Community news stories come from press releases and other notices from organizations, businesses, state agencies and other groups. Submit your contributions to Almanack Editor Melissa Hart at editor@adirondackalmanack.com.

5 Responses

  1. Paul says:

    Incorporating some of what is known about how to monitor and analyze environmental impacts and to limit them could (and perhaps) should be incorporated into the act.

    But back in 1973 it was already known that less development is going to have less environmental impact. That is not a new concept that has emerged over the past thirty years. The compromise that was made by the legislature said that “this” amount of development is what we want to be allowed someday if it is going to happen. Now that some of it is happening (maybe) doesn’t mean that the legislature should now renig on the compromise that was made? Like I said they have already made changes to the Act and the rules along the way. Now it looks like they are hoping for a more wholesale tightening. They should just be a bit more truthful in some of their premise here. For example there is now far more land off limits to development than there was in 1973.

    In fact this recent ACR permit took more land out of development than it asks to develop. Most of these very large lots are required under the deed (so for even future owners) to remain undeveloped.

  2. brsacjab says:

    Gee, the Adirondack interlopers Council makes statements that are at best incorrect interpretations and at worst bold faced lies. It’s the thing they are most consistent about. The best thing that can be said about their statements is that you can see residents and reasonable peoples opinion by simply inverting the AC’s statements.

  3. Paul says:

    Even if you look at the APA Act you will see this on the cover:

    “As amended through the close of the 1998 legislative session”
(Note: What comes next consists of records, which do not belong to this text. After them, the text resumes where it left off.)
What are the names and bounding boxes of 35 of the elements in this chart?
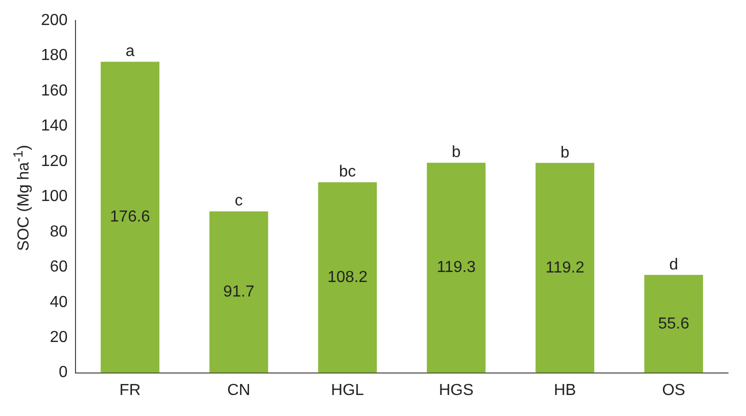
annotation: b <box>452 144 461 162</box>
y-tick-label: 40 <box>50 294 68 311</box>
bar <box>209 211 268 373</box>
y-tick-label: 180 <box>40 47 68 64</box>
y-tick-label: 60 <box>50 258 68 276</box>
bar <box>100 62 160 373</box>
y-tick-label: 160 <box>40 82 68 100</box>
y-tick-label: 0 <box>58 364 68 382</box>
annotation: b <box>560 144 570 162</box>
annotation: bc <box>339 164 356 181</box>
annotation: d <box>669 256 678 274</box>
y-tick-label: 20 <box>50 328 68 346</box>
data-label: 55.6 <box>658 315 690 332</box>
y-tick-label: 100 <box>40 188 68 206</box>
data-label: 176.6 <box>110 208 150 226</box>
annotation: c <box>234 192 243 210</box>
x-tick-label: FR <box>119 382 141 399</box>
bar <box>536 162 594 373</box>
data-label: 108.2 <box>327 268 368 286</box>
data-label: 91.7 <box>223 283 254 300</box>
y-tick-label: 140 <box>40 118 68 135</box>
x-tick-label: HGL <box>331 382 364 399</box>
y-tick-label: 80 <box>50 223 68 240</box>
x-tick-label: HGS <box>438 382 474 399</box>
bar <box>426 162 486 373</box>
x-tick-label: HB <box>554 382 576 399</box>
bar <box>644 274 703 373</box>
x-tick-label: CN <box>227 382 250 399</box>
data-label: 119.3 <box>436 259 476 276</box>
data-label: 119.2 <box>545 259 584 276</box>
y-tick-label: 200 <box>40 12 68 30</box>
y-tick-label: 120 <box>40 152 68 170</box>
x-tick-label: OS <box>662 382 686 399</box>
bar <box>318 182 377 373</box>
annotation: a <box>126 43 135 60</box>
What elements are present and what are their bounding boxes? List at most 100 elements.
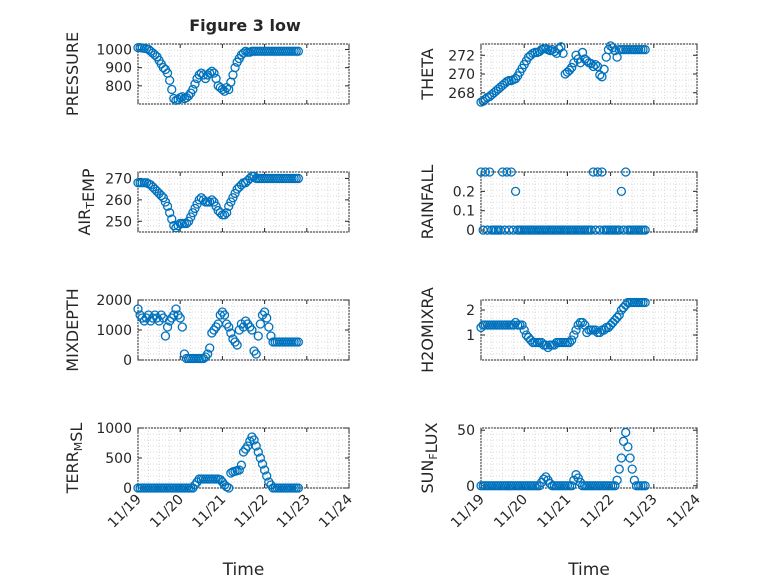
data-point [588,61,598,72]
data-point [188,84,198,95]
data-point [564,337,575,348]
data-point [599,64,609,74]
data-point [162,322,173,332]
chart-panel-3: 0 0.1 0.2 RAINFALL [418,165,698,240]
data-point [224,483,234,493]
y-tick-label: 1 [466,328,475,344]
data-point [610,481,620,491]
data-point [205,68,215,78]
y-tick-label: 0 [466,479,475,495]
data-point [262,471,272,481]
data-point [502,167,512,177]
data-point [209,68,219,78]
y-tick-label: 2 [466,303,475,319]
data-point [517,320,527,330]
data-point [186,212,196,222]
data-point [162,201,173,211]
data-point [253,331,263,341]
data-point [194,195,204,205]
data-point [506,167,516,177]
data-point [221,208,232,218]
data-point [264,322,274,332]
y-tick-label: 0 [123,353,132,369]
data-point [567,481,577,491]
data-point [181,218,192,229]
y-tick-label: 270 [105,171,132,187]
y-tick-label: 2000 [96,293,132,309]
y-tick-label: 0 [466,223,475,239]
data-point [190,79,200,89]
data-point [169,93,179,104]
data-point [234,465,244,475]
data-point [545,478,555,489]
data-point [293,483,304,493]
data-point [164,208,175,218]
data-point [160,197,171,207]
data-point [608,43,618,53]
data-point [551,48,562,59]
data-point [219,310,230,320]
data-point [228,193,238,203]
data-point [623,442,633,452]
data-point [610,45,620,56]
data-point [177,92,187,102]
y-tick-label: 0.2 [453,184,475,200]
y-tick-label: 272 [448,48,475,64]
y-tick-label: 900 [105,61,132,77]
data-point [567,62,577,73]
data-point [236,460,247,470]
data-point [616,186,627,197]
data-point [266,331,276,341]
y-tick-label: 268 [448,86,475,102]
y-tick-label: 250 [105,214,132,230]
data-point [259,307,270,317]
data-point [293,337,304,347]
y-tick-label: 260 [105,193,132,209]
data-point [219,210,230,220]
data-point [207,195,217,205]
data-point [183,91,194,101]
data-point [573,473,583,483]
y-tick-label: 800 [105,79,132,95]
data-point [612,475,622,485]
data-point [558,48,568,59]
data-point [621,167,631,177]
data-point [226,328,236,338]
data-point [238,48,249,58]
data-point [164,75,175,86]
data-point [257,459,268,469]
y-tick-label: 0 [123,481,132,497]
data-point [205,197,215,207]
data-point [259,465,270,475]
chart-panel-2: 250 260 270 AIRTEMP [75,168,350,236]
data-point [640,481,650,491]
data-point [569,330,579,340]
data-point [207,66,217,76]
data-point [262,313,272,323]
data-point [293,46,304,56]
y-tick-label: 1000 [96,42,132,58]
y-tick-label: 500 [105,451,132,467]
data-point [156,190,166,201]
data-point [590,59,601,70]
data-point [621,427,631,438]
data-point [249,435,259,445]
data-point [577,317,588,328]
data-point [614,310,624,320]
x-axis-label: Time [222,560,265,580]
data-point [160,331,171,341]
y-tick-label: 270 [448,67,475,83]
data-point [217,84,228,95]
data-point [538,474,549,484]
chart-panel-0: 800 900 1000 PRESSURE [63,32,350,116]
data-point [510,74,521,84]
data-point [133,304,143,314]
y-axis-label: RAINFALL [418,165,437,240]
data-point [205,343,215,353]
data-point [247,325,257,335]
data-point [167,214,177,224]
data-point [569,475,579,485]
data-point [577,47,588,58]
data-point [226,197,236,207]
data-point [224,201,234,211]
    I am not sure what Brian is talking about here?

    John, where did you see this announcement was it just at their website?

  4. Will Doolittle says:

    “It proposes to build 650 homes and resort facilities near a ski hill, on a footprint half the size of Manhattan.”
    So, how did the APA Act not work to protect the wilderness? If you wander around an area half the size of Manhattan, with nothing there but forest, 650 homes and facilities for one resort, you are, essentially, wandering around in wilderness. You could walk for hours and not stumble across any houses. Because of the APA Act, the developers were forced to leave the forest almost entirely intact. Only a banning of all development altogether, or something very close to it, could have worked better to preserve the forest. And wasn’t the intent of the APA Act to leave some room for development at the same time as preserving the wild character and natural environment of the Park? It seeems to me, in this case, the law worked well.

  5. Paul says:

    “None of those rules has been amended since 1978”
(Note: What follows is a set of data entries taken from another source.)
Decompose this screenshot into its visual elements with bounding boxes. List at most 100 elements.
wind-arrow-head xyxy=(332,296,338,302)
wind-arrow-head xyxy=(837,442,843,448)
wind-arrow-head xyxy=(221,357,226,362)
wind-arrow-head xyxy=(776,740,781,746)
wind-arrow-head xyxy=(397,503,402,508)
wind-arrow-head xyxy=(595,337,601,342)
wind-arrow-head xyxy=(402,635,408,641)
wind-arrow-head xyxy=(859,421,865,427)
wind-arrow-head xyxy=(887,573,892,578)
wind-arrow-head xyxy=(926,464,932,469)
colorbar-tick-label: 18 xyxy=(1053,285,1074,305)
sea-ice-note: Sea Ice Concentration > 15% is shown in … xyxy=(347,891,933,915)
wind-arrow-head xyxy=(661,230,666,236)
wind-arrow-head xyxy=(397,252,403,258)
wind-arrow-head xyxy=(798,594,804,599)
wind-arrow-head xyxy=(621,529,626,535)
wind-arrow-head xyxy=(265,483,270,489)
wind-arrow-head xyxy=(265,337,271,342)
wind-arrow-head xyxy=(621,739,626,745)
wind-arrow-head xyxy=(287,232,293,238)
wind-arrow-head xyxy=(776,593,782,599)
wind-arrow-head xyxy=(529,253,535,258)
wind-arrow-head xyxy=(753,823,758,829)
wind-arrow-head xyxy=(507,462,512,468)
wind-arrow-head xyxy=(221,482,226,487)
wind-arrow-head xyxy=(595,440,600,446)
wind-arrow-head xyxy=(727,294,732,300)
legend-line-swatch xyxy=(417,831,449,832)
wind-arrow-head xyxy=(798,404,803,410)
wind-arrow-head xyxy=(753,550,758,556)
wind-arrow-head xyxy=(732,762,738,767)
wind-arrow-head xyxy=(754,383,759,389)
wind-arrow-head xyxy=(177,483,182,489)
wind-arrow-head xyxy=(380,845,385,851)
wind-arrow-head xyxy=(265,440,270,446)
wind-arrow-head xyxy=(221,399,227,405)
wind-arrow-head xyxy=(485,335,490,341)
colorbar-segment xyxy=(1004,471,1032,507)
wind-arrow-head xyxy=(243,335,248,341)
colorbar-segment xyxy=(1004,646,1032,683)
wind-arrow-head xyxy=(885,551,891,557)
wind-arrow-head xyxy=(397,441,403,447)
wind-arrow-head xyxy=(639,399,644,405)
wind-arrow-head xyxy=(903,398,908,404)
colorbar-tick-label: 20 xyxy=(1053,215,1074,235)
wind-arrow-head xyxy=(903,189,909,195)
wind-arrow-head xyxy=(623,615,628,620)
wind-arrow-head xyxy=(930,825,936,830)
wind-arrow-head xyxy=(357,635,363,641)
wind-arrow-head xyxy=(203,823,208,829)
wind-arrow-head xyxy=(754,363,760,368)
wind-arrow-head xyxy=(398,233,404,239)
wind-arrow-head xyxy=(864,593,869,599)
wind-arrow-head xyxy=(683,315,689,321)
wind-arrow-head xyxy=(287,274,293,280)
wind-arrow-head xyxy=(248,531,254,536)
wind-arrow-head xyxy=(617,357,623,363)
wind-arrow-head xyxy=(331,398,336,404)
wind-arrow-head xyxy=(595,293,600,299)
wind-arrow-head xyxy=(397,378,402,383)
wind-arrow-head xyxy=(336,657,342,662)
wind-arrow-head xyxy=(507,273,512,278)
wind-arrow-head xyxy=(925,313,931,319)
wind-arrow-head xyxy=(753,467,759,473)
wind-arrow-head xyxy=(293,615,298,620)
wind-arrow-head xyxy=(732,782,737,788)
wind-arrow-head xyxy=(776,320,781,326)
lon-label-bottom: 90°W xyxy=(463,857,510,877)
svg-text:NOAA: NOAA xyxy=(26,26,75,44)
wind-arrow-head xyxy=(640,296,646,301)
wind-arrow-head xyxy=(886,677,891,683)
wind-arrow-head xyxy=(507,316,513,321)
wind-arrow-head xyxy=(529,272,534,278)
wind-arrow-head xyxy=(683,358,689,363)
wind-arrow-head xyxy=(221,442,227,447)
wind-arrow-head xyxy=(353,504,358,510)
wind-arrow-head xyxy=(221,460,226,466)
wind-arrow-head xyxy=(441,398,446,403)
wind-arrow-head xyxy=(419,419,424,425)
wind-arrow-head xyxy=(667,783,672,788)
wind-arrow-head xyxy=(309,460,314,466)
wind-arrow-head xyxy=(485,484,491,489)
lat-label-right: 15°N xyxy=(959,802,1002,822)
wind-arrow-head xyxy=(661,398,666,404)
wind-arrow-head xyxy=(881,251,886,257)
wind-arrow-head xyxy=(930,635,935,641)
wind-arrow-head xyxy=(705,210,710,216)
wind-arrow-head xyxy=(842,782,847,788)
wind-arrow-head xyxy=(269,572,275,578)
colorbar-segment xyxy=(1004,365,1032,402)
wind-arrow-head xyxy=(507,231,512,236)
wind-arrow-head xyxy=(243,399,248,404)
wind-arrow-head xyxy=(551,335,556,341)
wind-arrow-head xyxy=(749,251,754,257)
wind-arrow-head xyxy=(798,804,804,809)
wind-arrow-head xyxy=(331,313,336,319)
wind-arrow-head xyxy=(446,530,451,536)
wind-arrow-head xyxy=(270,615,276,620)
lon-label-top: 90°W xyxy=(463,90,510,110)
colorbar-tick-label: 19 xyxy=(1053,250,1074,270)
    That isn’t true. Weren’t the boathouse regulations amended last year? Weren’t the rules regarding “pre-exisiting” shoreline structures change the year before that?
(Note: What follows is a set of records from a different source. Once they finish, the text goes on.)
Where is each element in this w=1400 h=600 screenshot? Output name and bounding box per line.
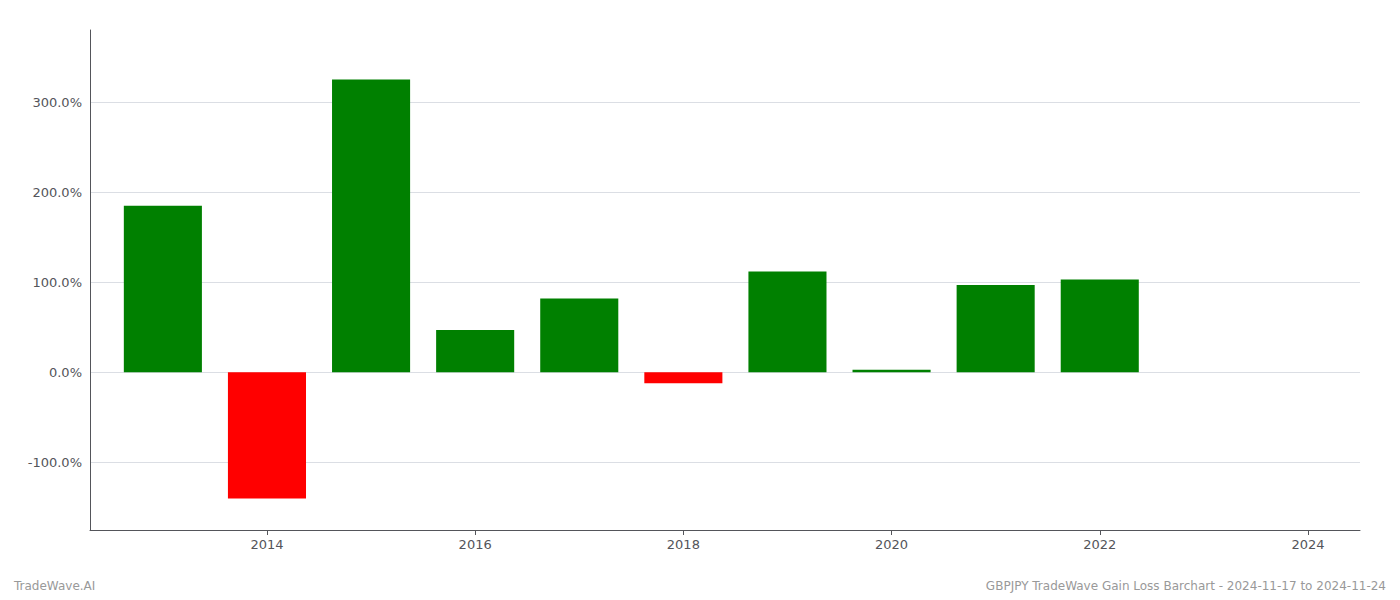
svg-text:300.0%: 300.0% <box>32 95 82 110</box>
svg-text:2024: 2024 <box>1291 537 1324 552</box>
svg-text:TradeWave.AI: TradeWave.AI <box>13 579 95 593</box>
svg-text:100.0%: 100.0% <box>32 275 82 290</box>
svg-text:2018: 2018 <box>667 537 700 552</box>
svg-text:2016: 2016 <box>459 537 492 552</box>
svg-text:0.0%: 0.0% <box>49 365 82 380</box>
svg-text:200.0%: 200.0% <box>32 185 82 200</box>
svg-text:2020: 2020 <box>875 537 908 552</box>
svg-text:2022: 2022 <box>1083 537 1116 552</box>
svg-text:GBPJPY TradeWave Gain Loss Bar: GBPJPY TradeWave Gain Loss Barchart - 20… <box>986 579 1386 593</box>
svg-text:2014: 2014 <box>250 537 283 552</box>
svg-text:-100.0%: -100.0% <box>28 455 82 470</box>
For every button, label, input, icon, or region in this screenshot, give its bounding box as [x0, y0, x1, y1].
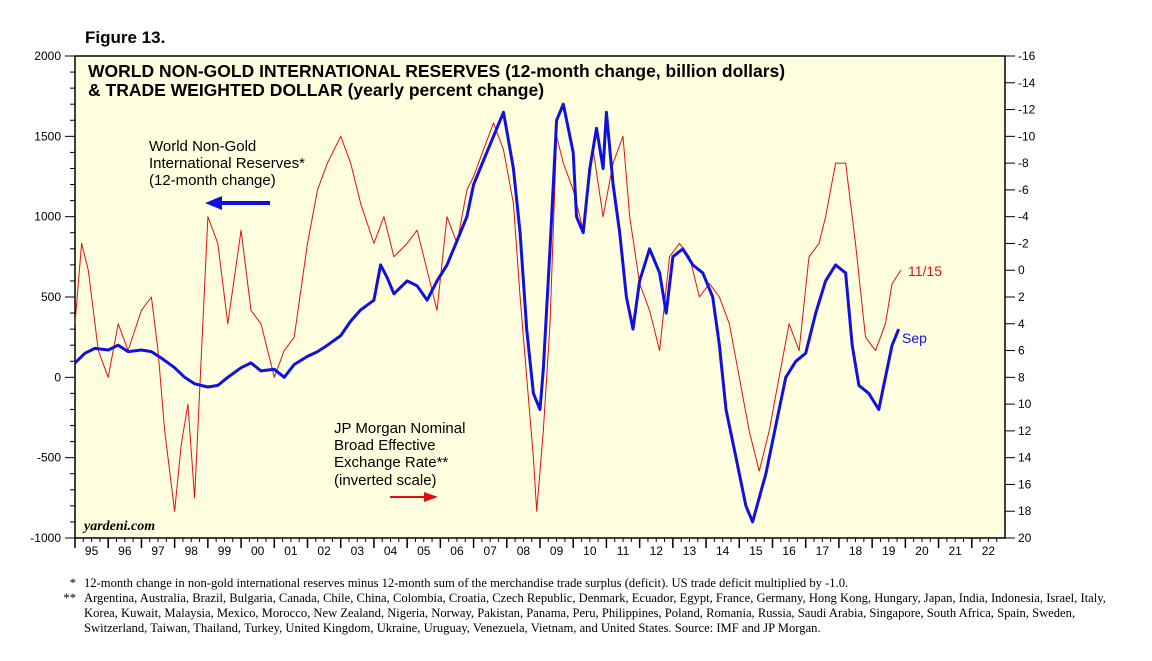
footnote-text: 12-month change in non-gold internationa… [84, 576, 849, 590]
right-tick-label: 10 [1018, 397, 1032, 411]
footnote-1: * 12-month change in non-gold internatio… [50, 576, 1140, 591]
right-tick-label: 14 [1018, 451, 1032, 465]
reserves-label-line1: World Non-Gold [149, 138, 256, 155]
left-tick-label: 500 [41, 290, 61, 304]
x-tick-label: 13 [683, 544, 697, 558]
dollar-end-label: 11/15 [908, 263, 942, 279]
x-tick-label: 97 [151, 544, 165, 558]
figure-label: Figure 13. [85, 28, 166, 47]
chart-title-line1: WORLD NON-GOLD INTERNATIONAL RESERVES (1… [88, 61, 785, 81]
x-tick-label: 02 [317, 544, 331, 558]
footnote-2: ** Argentina, Australia, Brazil, Bulgari… [50, 591, 1140, 636]
x-tick-label: 04 [384, 544, 398, 558]
x-tick-label: 15 [749, 544, 763, 558]
right-tick-label: 20 [1018, 531, 1032, 545]
right-tick-label: -4 [1018, 210, 1029, 224]
right-tick-label: -16 [1018, 49, 1036, 63]
left-tick-label: 2000 [34, 49, 61, 63]
dollar-label-line2: Broad Effective [334, 437, 435, 454]
reserves-annotation: World Non-Gold International Reserves* (… [149, 138, 305, 210]
left-tick-label: -1000 [30, 531, 61, 545]
x-tick-label: 96 [118, 544, 132, 558]
x-tick-label: 18 [849, 544, 863, 558]
x-axis: 95 96 97 98 99 00 01 02 03 04 05 06 07 08 09 10 11 12 13 14… [74, 538, 998, 558]
reserves-label-line3: (12-month change) [149, 172, 276, 189]
x-tick-label: 22 [982, 544, 996, 558]
x-tick-label: 20 [915, 544, 929, 558]
x-tick-label: 99 [218, 544, 232, 558]
footnote-text: Argentina, Australia, Brazil, Bulgaria, … [84, 591, 1106, 635]
right-tick-label: -10 [1018, 129, 1036, 143]
left-axis: 2000 1500 1000 500 0 -500 -1000 [30, 49, 75, 545]
left-arrow-icon [205, 196, 270, 210]
reserves-label-line2: International Reserves* [149, 155, 305, 172]
x-tick-label: 05 [417, 544, 431, 558]
x-tick-label: 17 [816, 544, 830, 558]
left-tick-label: 0 [54, 370, 61, 384]
right-tick-label: -12 [1018, 103, 1036, 117]
right-tick-label: 16 [1018, 477, 1032, 491]
x-tick-label: 12 [650, 544, 664, 558]
left-tick-label: 1000 [34, 210, 61, 224]
x-tick-label: 00 [251, 544, 265, 558]
x-tick-label: 11 [617, 544, 630, 558]
footnote-mark: ** [63, 591, 76, 605]
dollar-label-line4: (inverted scale) [334, 472, 437, 489]
x-tick-label: 10 [583, 544, 597, 558]
watermark: yardeni.com [82, 519, 155, 534]
right-tick-label: 18 [1018, 504, 1032, 518]
footnote-mark: * [69, 576, 76, 590]
right-tick-label: 4 [1018, 317, 1025, 331]
right-tick-label: -2 [1018, 236, 1029, 250]
x-tick-label: 98 [185, 544, 199, 558]
right-tick-label: -8 [1018, 156, 1029, 170]
dollar-series-line [74, 122, 902, 512]
series-layer [73, 102, 902, 524]
x-tick-label: 09 [550, 544, 564, 558]
x-tick-label: 14 [716, 544, 730, 558]
right-axis: -16 -14 -12 -10 -8 -6 -4 -2 0 2 4 6 8 10 12 14 16 18 20 [1005, 49, 1036, 545]
x-tick-label: 16 [782, 544, 796, 558]
dollar-annotation: JP Morgan Nominal Broad Effective Exchan… [334, 420, 465, 502]
x-tick-label: 06 [450, 544, 464, 558]
right-tick-label: -6 [1018, 183, 1029, 197]
dollar-label-line1: JP Morgan Nominal [334, 420, 465, 437]
left-tick-label: 1500 [34, 129, 61, 143]
x-tick-label: 21 [948, 544, 962, 558]
reserves-series-line [73, 102, 901, 524]
x-tick-label: 08 [517, 544, 531, 558]
x-tick-label: 03 [351, 544, 365, 558]
x-tick-label: 07 [483, 544, 497, 558]
reserves-end-label: Sep [902, 330, 927, 346]
right-tick-label: 0 [1018, 263, 1025, 277]
footnotes: * 12-month change in non-gold internatio… [50, 576, 1140, 636]
right-tick-label: 6 [1018, 344, 1025, 358]
right-tick-label: 8 [1018, 370, 1025, 384]
right-tick-label: -14 [1018, 76, 1036, 90]
chart-title-line2: & TRADE WEIGHTED DOLLAR (yearly percent … [88, 80, 544, 100]
right-arrow-icon [390, 492, 438, 502]
x-tick-label: 95 [85, 544, 99, 558]
right-tick-label: 2 [1018, 290, 1025, 304]
x-tick-label: 01 [284, 544, 298, 558]
left-tick-label: -500 [37, 451, 61, 465]
right-tick-label: 12 [1018, 424, 1032, 438]
dollar-label-line3: Exchange Rate** [334, 454, 448, 471]
x-tick-label: 19 [882, 544, 896, 558]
    “Tourism is our number one industry here.”

    Again this isn’t true either. It is a very important part of the Adirondack economy but it is not number one? It could be in the future but it isn’t now.

    “Fix the APA’s recently slackened enforcement program ”

    Here is another one. The APA has had a far more aggressive enforcement program over the past few years and the data prove it.

    It seems like many of the assumptions here are flawed.